As President Donald Trump terrorizes immigrants and Americans alike with his deadly mass deportation blitz while warning European leaders to tighten their borders by raising the racist specter of "civilizational erasure," Spain's government is moving against the xenophobic tide by offering hundreds of thousands of migrants a chance at permanent legal residency.
The Spanish Socialist Workers' Party (PSOE) government of Prime Minister Pedro Sánchez and the leftist Podemos party reached an agreement Monday following the collection of more than 700,000 petition signatures in favor of a legislative initiative to legalize up to 500,000 undocumented migrants.
Those who can prove that they were in Spain for at least five months before December 31, 2025 and have no criminal record will be eligible for permanent legal residency with permission to work.
Spanish Migration Minister Elma Saiz (PSOE) said during a press conference that "today is a historic day" for starting the process of legalizing hundreds of thousands of immigrants in a country that has made great strides in overcoming its legacy of racism and xenophobia.
The far-right Vox party called the legalization plan "madness" that promotes "barbarity."
However, Saiz said that legalization will help Spain “recognize, dignify, and give guarantees” to people who already live and work in the country.
“We’re reinforcing a migratory model based on human rights, on integration, and on coexistence that’s compatible with both economic growth and social cohesion,” she added.
Responding to arguments that legalizing so many migrants would severely strain Spain's social safety net, Podemos Secretary General Ione Belarra said on social media, "What overwhelms public services are your cuts and privatizations."
Belarra also said that some opponents of legalization are angry that they will no longer be able to exploit migrants by paying them less than legal workers.
Podemos Political Secretary Irene Montero said Tuesday that "we have a legal obligation to guarantee [migrant] rights and that is what this regularization is, which we hope will reach all the people without papers in Spain who were here before December 31, 2025."
Spain's population is approximately 49.4 million.

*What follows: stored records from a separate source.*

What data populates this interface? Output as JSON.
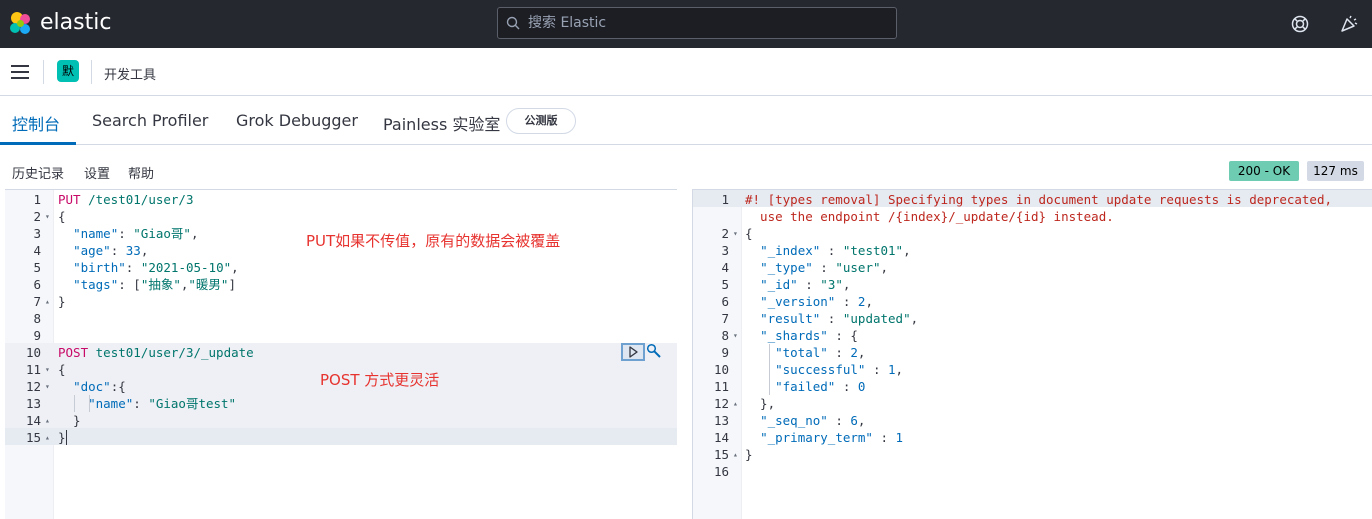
{
  "header": {
    "brand": "elastic",
    "search_placeholder": "搜索 Elastic",
    "icons": [
      "elastic-logo-icon",
      "search-icon",
      "help-icon",
      "newsfeed-icon"
    ]
  },
  "nav": {
    "space_initial": "默",
    "breadcrumb": "开发工具"
  },
  "tabs": [
    {
      "label": "控制台",
      "active": true
    },
    {
      "label": "Search Profiler",
      "active": false
    },
    {
      "label": "Grok Debugger",
      "active": false
    },
    {
      "label": "Painless 实验室",
      "active": false
    }
  ],
  "beta_badge": "公测版",
  "menu": [
    "历史记录",
    "设置",
    "帮助"
  ],
  "status": {
    "code": "200 - OK",
    "time": "127 ms"
  },
  "request_lines": [
    "PUT /test01/user/3",
    "{",
    "  \"name\": \"Giao哥\",",
    "  \"age\": 33,",
    "  \"birth\": \"2021-05-10\",",
    "  \"tags\": [\"抽象\",\"暖男\"]",
    "}",
    "",
    "",
    "POST test01/user/3/_update",
    "{",
    "  \"doc\":{",
    "    \"name\": \"Giao哥test\"",
    "  }",
    "}"
  ],
  "annotations": {
    "put_note": "PUT如果不传值，原有的数据会被覆盖",
    "post_note": "POST 方式更灵活"
  },
  "response_warning_1": "#! [types removal] Specifying types in document update requests is deprecated,",
  "response_warning_2": "  use the endpoint /{index}/_update/{id} instead.",
  "response_lines": [
    "{",
    "  \"_index\" : \"test01\",",
    "  \"_type\" : \"user\",",
    "  \"_id\" : \"3\",",
    "  \"_version\" : 2,",
    "  \"result\" : \"updated\",",
    "  \"_shards\" : {",
    "    \"total\" : 2,",
    "    \"successful\" : 1,",
    "    \"failed\" : 0",
    "  },",
    "  \"_seq_no\" : 6,",
    "  \"_primary_term\" : 1",
    "}",
    ""
  ],
  "colors": {
    "accent": "#006bb8",
    "header_bg": "#25282f",
    "status_ok": "#6dccb1",
    "annotation": "#e7332f"
  }
}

Legalizing half a million immigrants would be the equivalent of granting permanent residency to about 3.6 million migrants in the United States. There were believed to be about 7.1 million foreign nationals living in Spain at the beginning of last year, of whom an estimated 840,000 were in the country without authorization.
Sánchez's PSOE-led government has been supportive of immigrants since coming to power in 2018, offering safe harbor for migrants arriving in Europe by sea when other European Union nations have moved to restrict their entry. More than 10,000 migrants died trying to reach Spain in 2024, according to the Spanish advocacy group Caminando Fronteras (Walking Borders).
Meanwhile, Trump's latest National Security Strategy, released last month, urges the US to "cultivate resistance" to immigration in Europe, espousing racist "great replacement" ideology while warning of “the real and stark prospect of civilizational erasure."
“Should present trends continue, the continent will be unrecognizable in 20 years or less," the document states.
European nations including Denmark, Germany, Greece, Poland, Sweden, and the United Kingdom have recently tightened their migration and asylum policies, in some cases partially due to pressure from Washington.
Responding to Trump's deadly anti-immigrant crackdown—which has killed both immigrants and US citizens—Montero said Tuesday that “in the United States at the moment there are millions of people who are afraid in their own homes because Trump’s migration policy enters people’s homes and takes them away."
“We cannot accept that there are people who live in fear and without rights," she added. "We cannot accept racist violence. Racism is answered with rights. If they kidnap children and murder, we give papers."